Spinning is the dubious art of not telling the truth, but making it sound like you are telling the truth.  It is the attempt to make bad news look, sound and feel good.  We substitute political correctness, euphemisms, diplomacy and fancy rhetoric for truth.  We divert attention, hem and haw, wink and nod, play with smoke and mirrors, stick our head in the proverbial sand and whistle in the dark (and a bunch of other clichés), all to avoid the tension caused by unvarnished honesty. 

Let me illustrate.  We don’t kill babies; we engage in “planned parenthood.”  People are not deviates or perverts; they choose an “alternative lifestyle.”  We don’t say “Merry Christmas;” we say “Happy Holidays.”  We don’t have city dumps; we have sanitary landfills.  Pornography is referred to as adult movies or adult literature.  People are not crippled; they are disabled or differently-abled.  We don’t have people out of work; they are occupationally challenged.  Euphemisms like these provide a welcomed out to nervous messengers.  They can stay in their smiling, non-confrontational, supportive mode and not be burdened with truth-telling.  Truth just makes people so uncomfortable, you know. 

The “kill the messenger” strategy of dealing with truth-tellers has metastasized throughout our society like a malignant tumor.  In politics, it has polarized the nation into partisan factions.  In economics, it has escalated the fight between capitalism and socialism to a fever pitch.  In social issues—like abortion and sexual orientation—people have abandoned all pretense of dialogue. They simply scream at each other. 

Here’s the problem:  You can kill the messenger, but you can’t kill the message.  John Adams said, “Facts are stubborn things; and whatever may be our wishes, our inclinations, or the dictates of our passion, they cannot alter the state of facts and evidence.”  Admittedly, we may be powerless to reverse the trend in society at large, but we can definitely change the way we respond to truth-tellers on a personal level.

1.  Listen.  I mean really listen.  Listen to the whole story.  Most of us listen just long enough to figure out the position or attitude of the speaker.  Then, we react.

2.  Don’t be prejudiced.  Don’t attach the speaker to an agenda or a cause until you hear him or her out.  You may be wrong.  Imagine that!

3.  Hear the facts.  Don’t let your own prejudices make you hear something that is actually not being said.  So what if the messenger has an opinion.  You can still cull out the facts from the story.
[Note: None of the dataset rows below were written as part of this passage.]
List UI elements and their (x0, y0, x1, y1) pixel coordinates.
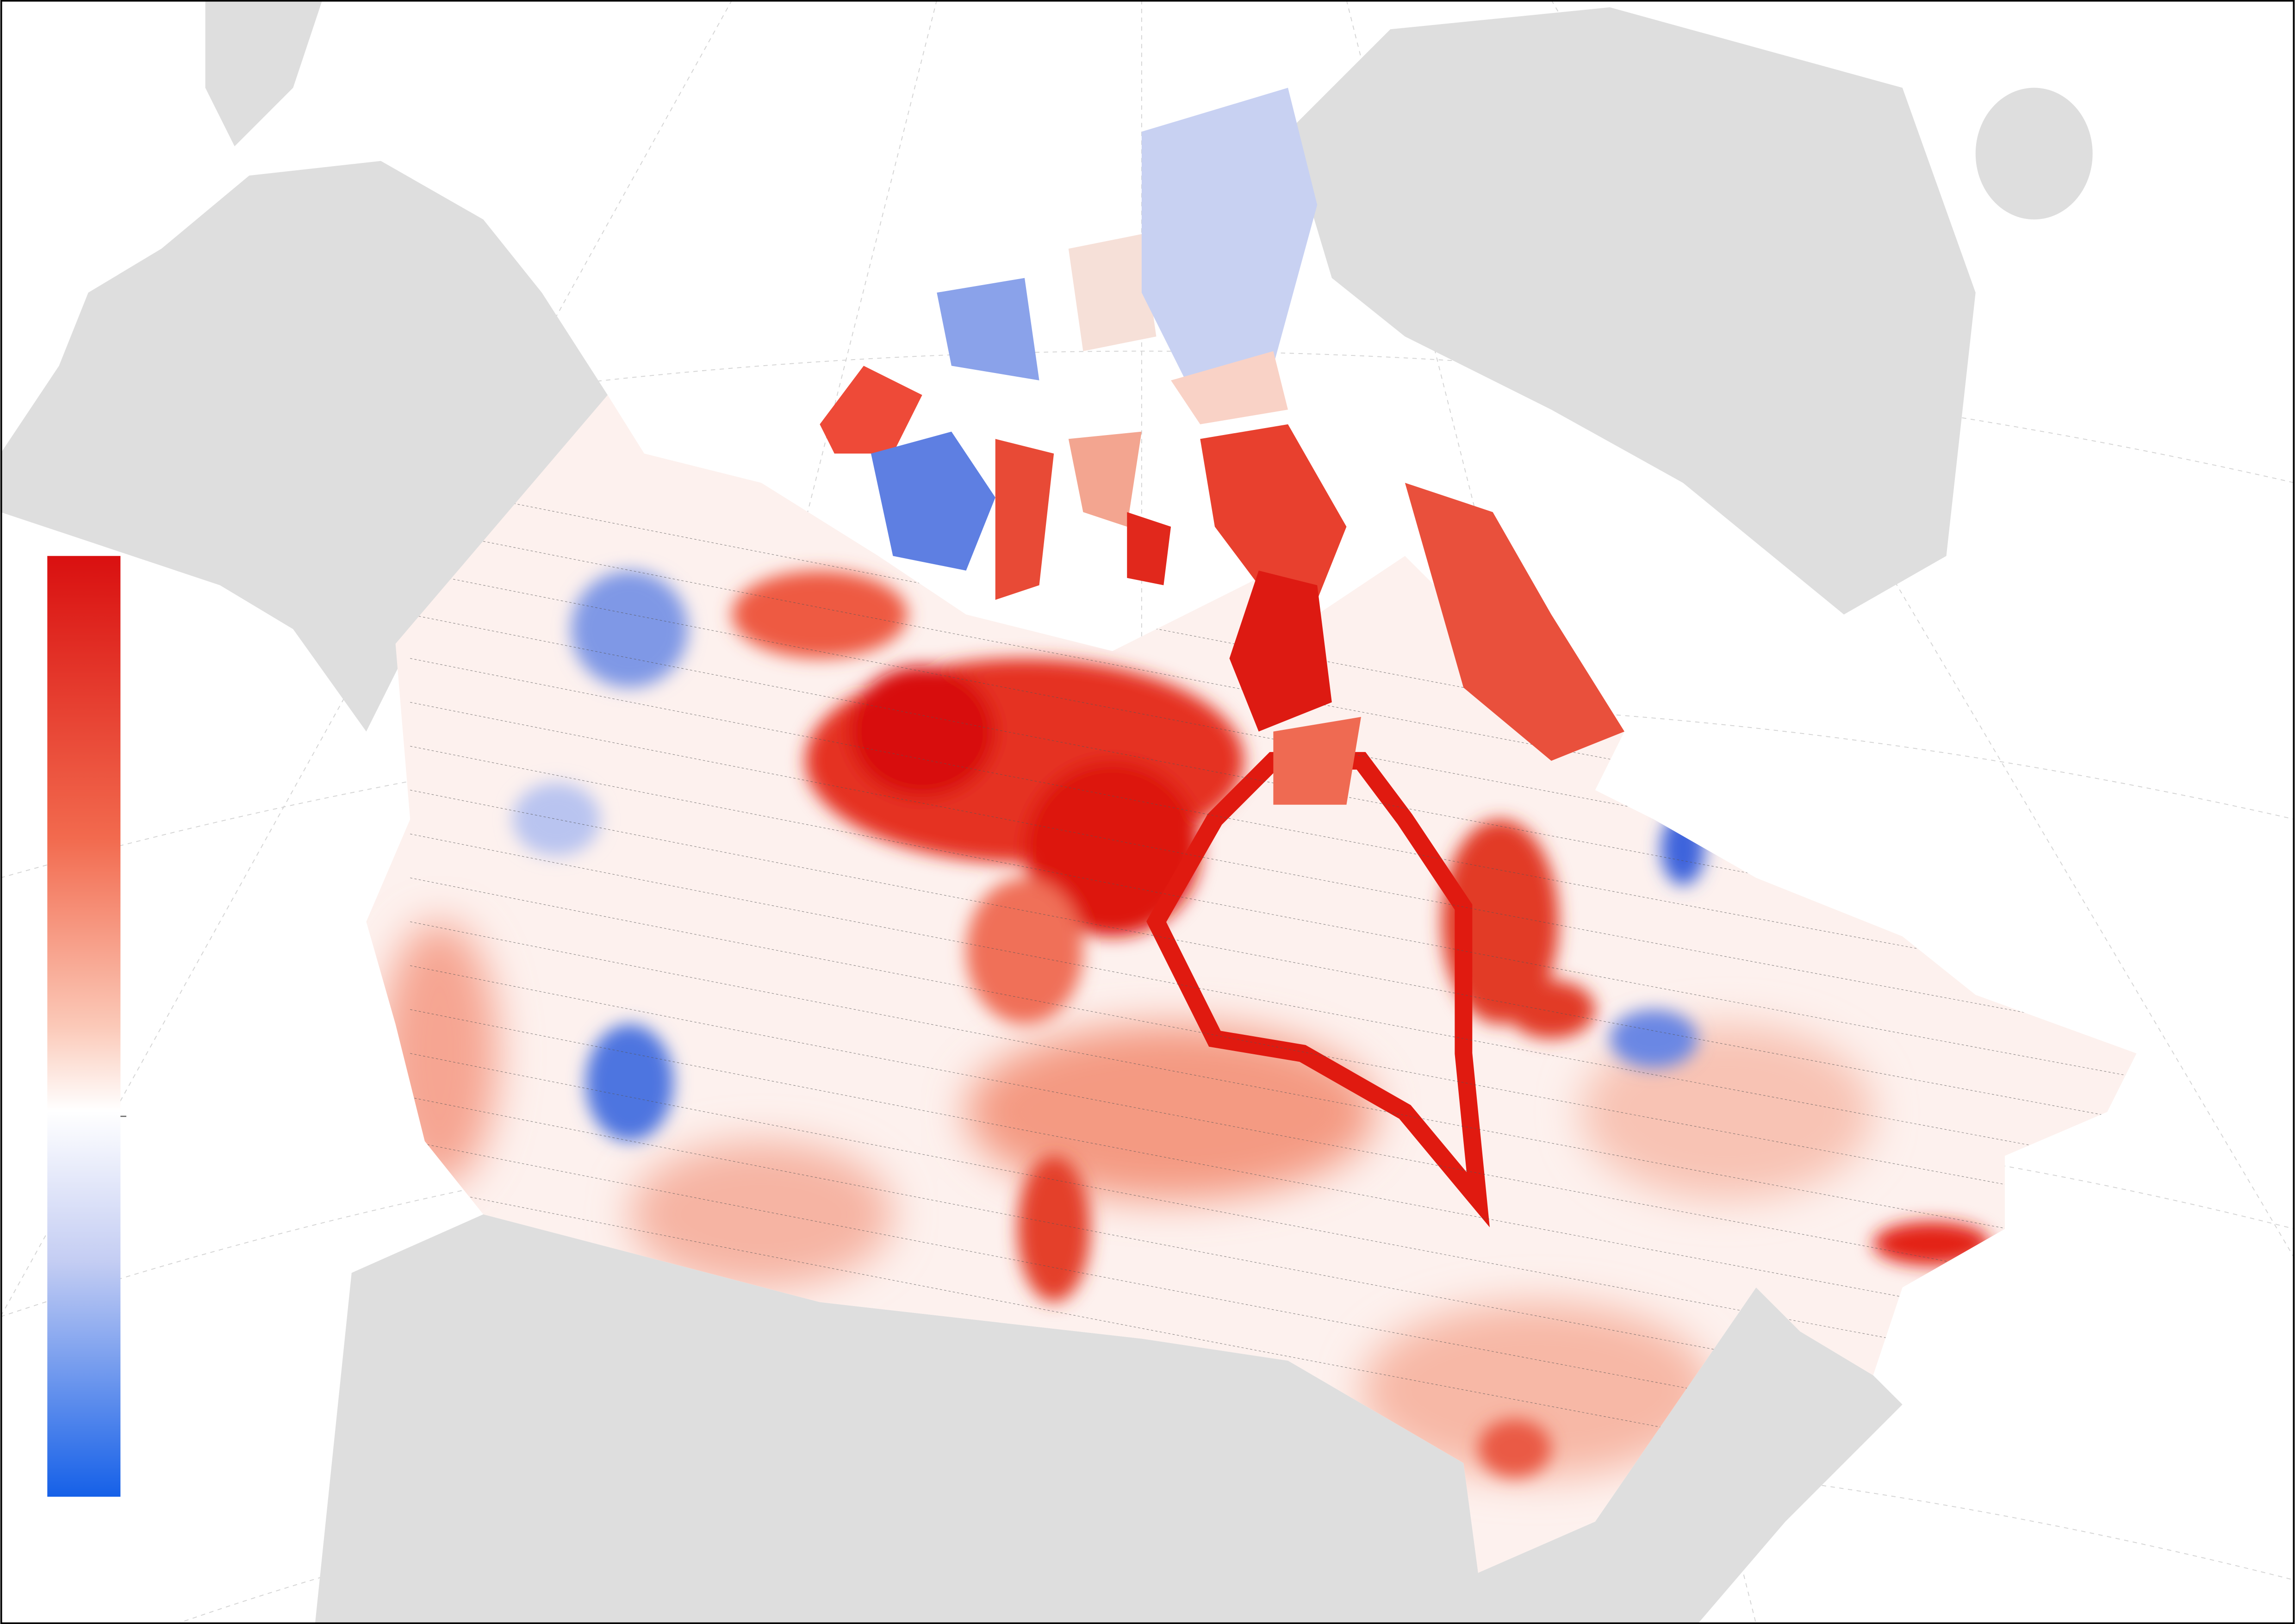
iceland (1975, 87, 2093, 220)
siberia (205, 0, 323, 147)
hudson-coast (1146, 752, 1490, 1227)
colorbar (47, 556, 126, 1497)
united-states (315, 1214, 1903, 1624)
colorbar-gradient (47, 556, 121, 1497)
arctic-islands (820, 87, 1625, 805)
greenland (1287, 7, 1976, 615)
foreign-land (0, 0, 2093, 1624)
4.  Be humble.  Admit you own wrongs.  You can either admit wrong now and have time to correct your course, or you can be bull-headed and drive ninety miles an hour into a brick wall.

5.  Don’t cauterize your conscience.  You must remain sensitive to right and wrong and act accordingly if you want to sleep at night. 

Jesus said, “Ye shall know the truth and the truth shall make you free.”  Positive, negative or neutral, truth must be met and processed.  Do it yourself or someone else will do it for you.